Note:
This topic has been translated from a Chinese forum by GPT and might contain errors.
Original topic: TIDB hashjoin与nestjoin【indexjoin】的性能差异
[TiDB Usage Environment] Production Environment
[TiDB Version] V6.5.8
[Encountered Problem: Problem Description and Impact] From the community documentation, I have a preliminary understanding of hash join and index join [用 EXPLAIN 查看 JOIN 查询的执行计划 | PingCAP 文档中心]. Has anyone compared the performance of these two types of joins? Scenario: The number of rows in the associated fields ranges from 100,000 to several million. Theoretically, hash join should definitely perform better [without considering memory consumption], but I am not sure how significant the performance difference is.
You already have the data, just add a hint explain and compare to find out.
I don’t have any data here yet, just wanted to ask if anyone has business data for this kind of scenario, so I can understand the performance differences.
It depends on the data distribution, indexing, and query conditions, etc.
Not necessarily, different scenarios yield different performance.
Generally speaking, when a join operation involves a large amount of data, Hash Join is usually a good choice because it can fully utilize hardware resources to accelerate the processing. When a join operation involves a large table and a small table, Nested Join is usually a better choice because it can effectively use indexes to reduce the amount of scanned data.
Even if it goes wrong, Hash Join is usually an acceptable result, whereas Index Join might lead to complaints from the business.
The SQL optimizer needs to determine the join order of the data tables and decide which join algorithm is the most efficient for a specific SQL statement. First, create a few related tables, test once without indexes, then test again with indexes. The specific outcome also depends on which algorithm the optimizer chooses, which can vary due to differences in cluster deployment.
Intermediate data writing to disk is slow.
You can just test it directly and get the results.
This conclusion makes sense, haha.
For two tables with tens of millions of rows, it is not surprising that the speed of a hash join is twice as fast as an index join.
The number of tables matters.
- Hash Join:
- Principle: Hash Join constructs hash tables for the two datasets to be joined and then matches them using hash values. It is suitable for joining large datasets.
- Advantages: High efficiency for joining large datasets, especially when there is sufficient memory, as it can reduce disk I/O overhead.
- Disadvantages: If the data cannot be fully loaded into memory, it may lead to frequent disk reads and writes, affecting performance.
- Index Join (Nested Loop Join):
- Principle: Index Join traverses the index of one table and uses the index values to find matching rows in another table. It is suitable for joining small datasets.
- Advantages: Suitable when one of the datasets is small, does not require building additional data structures, and can quickly locate matching rows using the index.
- Disadvantages: When the data volume is large, the performance of Index Join may be limited by disk I/O, as each lookup requires disk access.
In practical applications, the choice of join algorithm depends on factors such as data scale, data distribution, and index design.

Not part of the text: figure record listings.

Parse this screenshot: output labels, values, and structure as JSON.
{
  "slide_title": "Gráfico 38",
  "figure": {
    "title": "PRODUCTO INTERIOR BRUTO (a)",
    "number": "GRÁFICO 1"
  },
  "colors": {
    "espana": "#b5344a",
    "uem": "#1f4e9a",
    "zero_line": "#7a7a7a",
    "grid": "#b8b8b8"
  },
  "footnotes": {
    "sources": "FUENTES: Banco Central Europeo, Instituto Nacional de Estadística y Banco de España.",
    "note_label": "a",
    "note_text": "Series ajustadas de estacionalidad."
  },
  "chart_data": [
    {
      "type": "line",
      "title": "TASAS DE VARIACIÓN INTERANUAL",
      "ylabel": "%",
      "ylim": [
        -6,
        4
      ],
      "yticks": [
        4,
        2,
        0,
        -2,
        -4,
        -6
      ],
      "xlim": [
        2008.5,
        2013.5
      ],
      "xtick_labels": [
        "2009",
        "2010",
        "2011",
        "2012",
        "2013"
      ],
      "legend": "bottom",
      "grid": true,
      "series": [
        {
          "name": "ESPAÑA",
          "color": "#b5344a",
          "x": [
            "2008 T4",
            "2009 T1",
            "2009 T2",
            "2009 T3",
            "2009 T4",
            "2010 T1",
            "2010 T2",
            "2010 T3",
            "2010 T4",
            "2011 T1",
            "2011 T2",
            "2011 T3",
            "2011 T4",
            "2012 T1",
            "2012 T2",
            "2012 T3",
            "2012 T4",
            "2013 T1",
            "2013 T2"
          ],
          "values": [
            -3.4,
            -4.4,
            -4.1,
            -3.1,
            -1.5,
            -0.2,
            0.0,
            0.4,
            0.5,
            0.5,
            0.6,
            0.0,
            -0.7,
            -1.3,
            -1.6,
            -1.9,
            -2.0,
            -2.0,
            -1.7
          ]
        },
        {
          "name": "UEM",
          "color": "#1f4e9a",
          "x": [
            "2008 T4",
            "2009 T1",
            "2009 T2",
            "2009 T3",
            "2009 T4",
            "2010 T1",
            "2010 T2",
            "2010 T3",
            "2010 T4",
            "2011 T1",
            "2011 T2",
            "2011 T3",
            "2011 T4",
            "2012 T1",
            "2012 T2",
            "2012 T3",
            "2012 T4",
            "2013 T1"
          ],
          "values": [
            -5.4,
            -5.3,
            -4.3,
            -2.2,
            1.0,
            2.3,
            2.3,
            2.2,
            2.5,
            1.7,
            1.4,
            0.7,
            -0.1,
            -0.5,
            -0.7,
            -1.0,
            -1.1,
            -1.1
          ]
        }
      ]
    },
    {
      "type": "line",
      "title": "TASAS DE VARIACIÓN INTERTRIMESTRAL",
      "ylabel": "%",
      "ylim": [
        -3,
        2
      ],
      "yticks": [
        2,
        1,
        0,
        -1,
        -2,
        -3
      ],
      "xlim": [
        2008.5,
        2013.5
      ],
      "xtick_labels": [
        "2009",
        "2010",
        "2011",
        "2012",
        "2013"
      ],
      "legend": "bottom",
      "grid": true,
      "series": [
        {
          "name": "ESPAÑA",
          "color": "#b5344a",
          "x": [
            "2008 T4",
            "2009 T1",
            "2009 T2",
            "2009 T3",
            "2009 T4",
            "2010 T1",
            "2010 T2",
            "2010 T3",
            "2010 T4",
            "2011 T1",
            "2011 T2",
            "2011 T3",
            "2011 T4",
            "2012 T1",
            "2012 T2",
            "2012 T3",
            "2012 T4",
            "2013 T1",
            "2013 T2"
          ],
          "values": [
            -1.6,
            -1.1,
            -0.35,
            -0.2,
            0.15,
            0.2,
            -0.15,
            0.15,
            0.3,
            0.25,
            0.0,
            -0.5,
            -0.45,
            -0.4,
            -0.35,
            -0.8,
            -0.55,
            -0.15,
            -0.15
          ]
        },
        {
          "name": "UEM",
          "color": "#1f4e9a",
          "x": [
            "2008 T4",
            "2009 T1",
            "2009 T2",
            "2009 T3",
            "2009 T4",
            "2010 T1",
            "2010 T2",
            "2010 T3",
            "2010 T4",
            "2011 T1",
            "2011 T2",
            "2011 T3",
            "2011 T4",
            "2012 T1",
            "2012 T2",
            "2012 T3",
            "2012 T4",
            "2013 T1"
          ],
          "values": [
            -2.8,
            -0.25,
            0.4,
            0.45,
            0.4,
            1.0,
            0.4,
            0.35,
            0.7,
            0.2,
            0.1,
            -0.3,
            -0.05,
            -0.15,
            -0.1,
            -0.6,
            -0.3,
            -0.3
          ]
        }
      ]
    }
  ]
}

Generally, if both datasets to be joined are relatively large and there is enough memory, Hash Join may be more suitable; whereas if one of the datasets is small and there is appropriate index support, Index Join may perform better.
Let me generate some data for testing.
Share the test results once you have them.
Absolutely, I will conduct stress tests on related fields in four scenarios: 10,000, 100,000, 1,000,000, and 10,000,000.
The larger the amount of associated data, the better the hash join.